Total RNA was extracted from tumor cells with Trizol reagent (Invitrogen Life Technologies, Carlsbad, CA), according to the manufacturer’s recommendations and treated with DNAse (Invitrogen Life Technologies, Carlsbad, CA). First-strand cDNA was prepared from 1 μg of total RNA treated with DNAse, using the Superscript first-strand synthesis system (Invitrogen Life Technologies). After reverse transcription, the cDNA was used as a template for PCR amplification of the human WWOX cDNA. The first and second amplifications were performed with nested primers, as previously described.17 Both reactions were carried out in a volume of 25 μl containing 10 pmol of each primer, 2.5 mM MgCl2, 1.5 mM dNTP mix, 1× PCR buffer, and 1.25 unit of Taq DNA Polymerase, Recombinant (Invitrogen Life Technologies).
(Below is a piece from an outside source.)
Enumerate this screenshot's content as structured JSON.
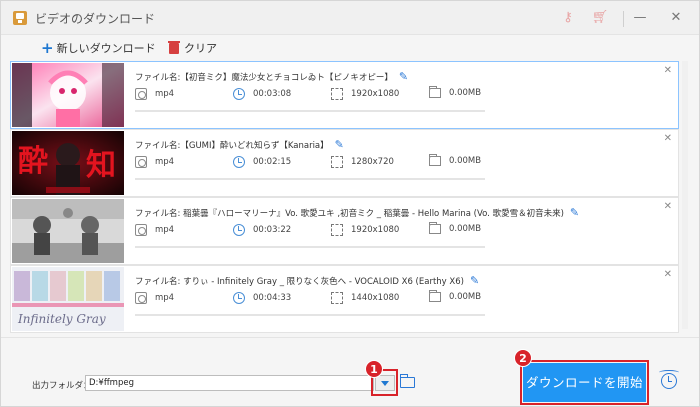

Amplifications were carried out in a Mastercycler gradient thermocycler (Eppendorf AG) as follows: an initial denaturation for 8 min at 95°C followed by 35 cycles of 94°C for 30 sec, 57°C for 30 sec, 72°C for 1 min, and a final extension for 5 min at 72°C. One microliter of the amplification product from the first reaction was used for the second reaction under the same conditions stated earlier. Glyceraldehyde-3-phosphate dehydrogenase cDNA was amplified as a control for cDNA quality.20 The amplified products were submitted to electrophoresis on a 6.5% polyacrylamide gel, followed by silver staining. DNA bands corresponding to the normal and abnormal size transcripts were purified using the GFX PCR DNA and Gel Band Purification Kit (Amersham Biosciences, Piscataway, NJ), and sequenced on the ABI PRISM 310 Genetic Analyzer (Applied Biosystems, Foster City, CA). The 2 primer sets of the second PCR amplification that amplify the whole open reading frame and 2 other primers designed to facilitate sequencing of the open reading frame (WW1FOR 5′-CGGCAAAGATAC GACGGCAG-3′, exon 4 and WW2FOR 5′-ACTTTTGCTCT ACCCTGG-3′, exon 7) were used.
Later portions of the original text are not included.